StoryMap: My internship study on human disturbance of protected seabird nesting colonies

Hey there! My name is Kaitlyn Dirr, and I’m a 2021 Hollings scholar. This summer for my NOAA Hollings internship I had the pleasure of serving as the avian intern for Rookery Bay National Estuarine Research Reserve (NERR) in Naples, Florida. In this position, I studied protected seabird nesting colony disturbance focusing on two of Florida’s local seabird species: black skimmers (Rynchops niger) and least terns (Sternula antillarum).

On an undisturbed sandy beach, Kaitlyn smiles, holding out a pigeon-sized bird, with a long beak that is wide at the base and quickly narrows to a point. Both of her hands appear gently, but firmly wrapped around the bird, holding it's wings against its body. Her shirt identifies her as a volunteer with Rookery Bay Research Reserve.
Kaitlyn Dirr, a 2021 Hollings scholar, holding a newly banded black skimmer (Rynchops niger) chick at Big Marco Pass. All birds were handled and banded by trained biologists under state and federal permit holder Adam DiNuovo. (Col Lauzau)

I had such a fun time observing these species in the field that when it came time to present, I wanted to find a more immersive way to share all I had learned with my audience. I created an Esri StoryMap to serve that purpose! With nesting colony sound files and various nesting site maps for readers to interact with, the StoryMap allows readers to explore the impacts of different levels of Critical Wildlife Area offsite link protection on nesting colony disturbance.
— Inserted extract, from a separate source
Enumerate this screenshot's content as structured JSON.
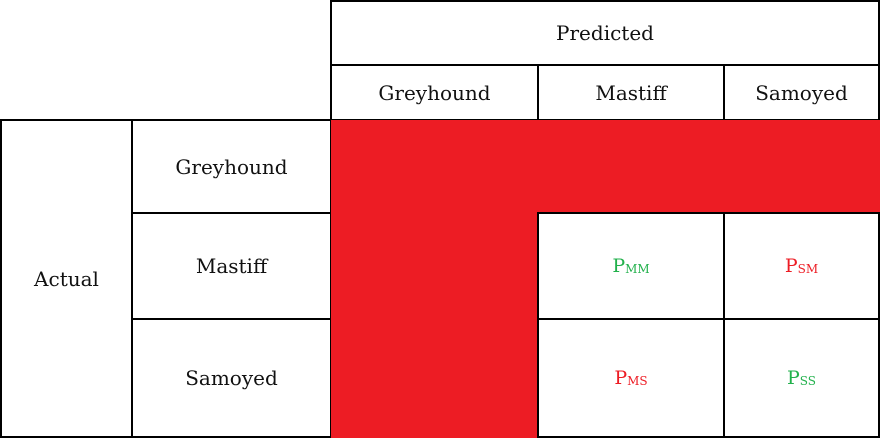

Story map: Protected seabird nesting colony disturbance study

By: Kaitlyn Dirr

View the story map full screen offsite link

The hands-on learning I was able to experience in the field during my internship this summer was invaluable. Working as an avian intern at the reserve reaffirmed my desire to pursue a career in wildlife and fisheries management and sparked an interest in bird work!

Photos from the field

Four adult black skimmers stand out starkly against a substrate of white shells. A few chicks are among the adults, but blend in well to the background. The adults have a head and back capped with black feathers, with the bottom half of their face and belly being white. Their beaks are large — as wide as their face at the base, then tapering to a blunt point, with the bottom beak characteristically sticking out past the top.
Black skimmer (Rynchops niger) adults and their chicks at a seabird nesting colony on Second Chance Island, a Critical Wildlife Area in Collier County, Florida. Skimmers are medium-sized seabirds with a large wingspan. Their unique bill has a longer lower mandible that allows them to skim the water's surface for food. (Col Lauzau)
Two young, downy chicks in a shallow hole on the beach. They are nestled around a beige and black speckled egg. The chicks and egg blend in well to the white, shell-covered beach.
Black skimmer chicks in a nest on Second Chance Island, a Critical Wildlife Area in Collier County, Florida. (Monica McKenzie)
A white bird with light gray wings, a black capped head, and a long orange beak, stands over two eggs tucked into a shell-covered beach.
A least tern (Sternula antillarum) on eggs. Least terns are small seabirds that dive close to shore to catch small fish and other prey. Breeding adults have a black cap and a yellow bill.​​​​​ (Col Lauzau)
A few dozen black skimmers cluster unevenly, resting on a narrow sandbar. Their black bodies stand out starkly against the sand, which appears nearly white on the sunny day. A bar across the bottom of the photo indicates that the image was captured June 28th, 2022, at 9:05 a.m., and it was 91 degrees Fahrenheit.
A trail cam photo of a seabird nesting colony on Second Chance Island, a Critical Wildlife Area in Collier County, Florida. (Kaitlyn Dirr)
Four black skimmers fly away from a sandbar against overcast skies. A few older chicks stay grounded near clumps of grassy vegetation and several other black skimmers can be seen resting further down the sandbar. A bar across the bottom of the photo shows that the image was captured on June 25, 2022 at 1:00 p.m. on an overcast, 88 degree Fahrenheit day.
A trail cam photo of a flush of black skimmers at a seabird nesting colony on Second Chance Island, a Critical Wildlife Area in Collier County, Florida. (Kaitlyn Dirr)
Headshot of Kaitlyn

Kaitlyn Dirr, 2021 Hollings scholar

Kaitlyn is a 2021 Hollings scholar and biology major at the University of South Carolina.